O ministro escusou-se hoje reagir às críticas levantadas por Pedro Rosa Mendes naquela edição da rubrica "Este Tempo", do passado dia 23. "Não sei porque não as ouvi. Não tenho opinião sobre isso, como não tenho opinião sobre o programa 'Reencontro'", afirmou. Em defesa do programa conduzido por Fátima Campos Ferreira em Luanda, nos moldes do "Prós e Contras", Miguel Relvas sublinhou, no entanto, que
o "Prós e Contras" "tem em média 300 mil espectadores e o 'Reencontro' teve mais de 600 mil".
Quanto à decisão da Antena 1 acabar com a rubrica "Este Tempo", que esteve na origem da decisão do diretor-adjunto de Informação da estação, Ricardo Alexandre, abandonar a apresentação do programa da manhã e que Pedro Rosa Mendes e outros cronistas do programa garantem que havia a expetativa de que iria prosseguir para além da data de 31 de Janeiro, fixada nos contratos da estação com cada um
dos cronistas - Pedro Rosa Mendes, António Granado, Gonçalo Cadilhe, Rita Matos e Raquel Freire - Miguel Relvas aconselhou a entrevistadora a "perguntar ao seu diretor de Informação". "Enganou-se a quem perguntar isso", afirmou.

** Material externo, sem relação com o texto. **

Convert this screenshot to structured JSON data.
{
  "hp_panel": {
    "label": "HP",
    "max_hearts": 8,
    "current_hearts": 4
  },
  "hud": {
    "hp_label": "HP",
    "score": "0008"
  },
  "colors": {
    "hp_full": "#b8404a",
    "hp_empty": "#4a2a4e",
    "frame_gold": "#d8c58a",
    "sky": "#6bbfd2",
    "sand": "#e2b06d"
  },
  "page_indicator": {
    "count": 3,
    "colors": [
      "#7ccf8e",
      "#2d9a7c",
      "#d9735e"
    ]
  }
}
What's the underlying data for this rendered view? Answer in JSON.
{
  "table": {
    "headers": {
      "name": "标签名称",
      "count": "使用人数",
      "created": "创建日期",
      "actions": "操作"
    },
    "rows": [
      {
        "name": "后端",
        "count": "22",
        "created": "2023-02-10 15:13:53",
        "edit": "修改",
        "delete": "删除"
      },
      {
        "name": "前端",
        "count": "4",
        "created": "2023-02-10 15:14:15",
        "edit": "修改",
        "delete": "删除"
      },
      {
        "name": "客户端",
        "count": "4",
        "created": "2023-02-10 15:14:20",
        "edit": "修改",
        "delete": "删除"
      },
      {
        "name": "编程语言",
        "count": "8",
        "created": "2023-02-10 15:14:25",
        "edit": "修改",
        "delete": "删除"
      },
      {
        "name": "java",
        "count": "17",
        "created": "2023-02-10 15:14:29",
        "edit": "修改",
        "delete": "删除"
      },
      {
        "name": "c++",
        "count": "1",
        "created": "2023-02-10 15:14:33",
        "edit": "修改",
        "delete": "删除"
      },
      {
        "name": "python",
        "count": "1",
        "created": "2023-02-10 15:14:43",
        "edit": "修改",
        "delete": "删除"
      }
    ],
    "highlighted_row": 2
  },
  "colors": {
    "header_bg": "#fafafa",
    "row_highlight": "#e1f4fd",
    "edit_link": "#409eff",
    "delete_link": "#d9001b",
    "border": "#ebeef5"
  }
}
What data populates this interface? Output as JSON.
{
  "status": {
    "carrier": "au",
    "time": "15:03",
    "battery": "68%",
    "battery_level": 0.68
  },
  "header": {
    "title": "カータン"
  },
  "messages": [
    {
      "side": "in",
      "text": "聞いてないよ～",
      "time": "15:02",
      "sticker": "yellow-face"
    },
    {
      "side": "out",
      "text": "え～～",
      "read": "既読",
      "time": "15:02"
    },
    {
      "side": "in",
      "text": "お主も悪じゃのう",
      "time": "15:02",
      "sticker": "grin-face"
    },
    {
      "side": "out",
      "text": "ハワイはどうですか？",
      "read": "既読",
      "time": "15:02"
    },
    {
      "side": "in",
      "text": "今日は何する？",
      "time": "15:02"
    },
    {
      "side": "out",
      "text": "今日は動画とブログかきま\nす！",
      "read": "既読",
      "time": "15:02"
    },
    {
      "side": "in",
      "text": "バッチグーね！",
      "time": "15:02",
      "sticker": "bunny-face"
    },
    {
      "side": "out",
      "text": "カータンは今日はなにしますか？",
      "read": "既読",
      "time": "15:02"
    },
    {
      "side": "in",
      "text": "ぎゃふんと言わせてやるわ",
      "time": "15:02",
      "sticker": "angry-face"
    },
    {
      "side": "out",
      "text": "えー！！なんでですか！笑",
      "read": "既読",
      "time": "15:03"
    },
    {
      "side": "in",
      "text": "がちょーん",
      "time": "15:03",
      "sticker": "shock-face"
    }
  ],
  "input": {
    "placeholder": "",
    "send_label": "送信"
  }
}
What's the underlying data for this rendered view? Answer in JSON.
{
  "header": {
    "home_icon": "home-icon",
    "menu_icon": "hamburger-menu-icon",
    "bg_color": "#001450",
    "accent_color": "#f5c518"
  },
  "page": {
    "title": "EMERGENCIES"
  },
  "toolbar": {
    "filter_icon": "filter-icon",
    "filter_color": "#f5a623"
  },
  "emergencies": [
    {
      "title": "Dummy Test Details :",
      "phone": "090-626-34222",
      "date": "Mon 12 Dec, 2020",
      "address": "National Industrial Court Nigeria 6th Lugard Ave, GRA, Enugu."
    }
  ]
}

O ministro-adjunto e dos Assuntos Parlamentares reiterou finalmente que o processo de transição para a Televisão Digital Terrestre (TDT) "está a correr bem, tirando casos muito pontuais". Quanto à crítica generalizada de a TDT em Portugal ser o veículo de serviço público em toda a Europa que menos canais abertos disponibiliza, Miguel Relvas remeteu esse protesto ao anterior governo do PS. "Foi a visão
mais redutora para a TDT em toda a Europa", sublinhou.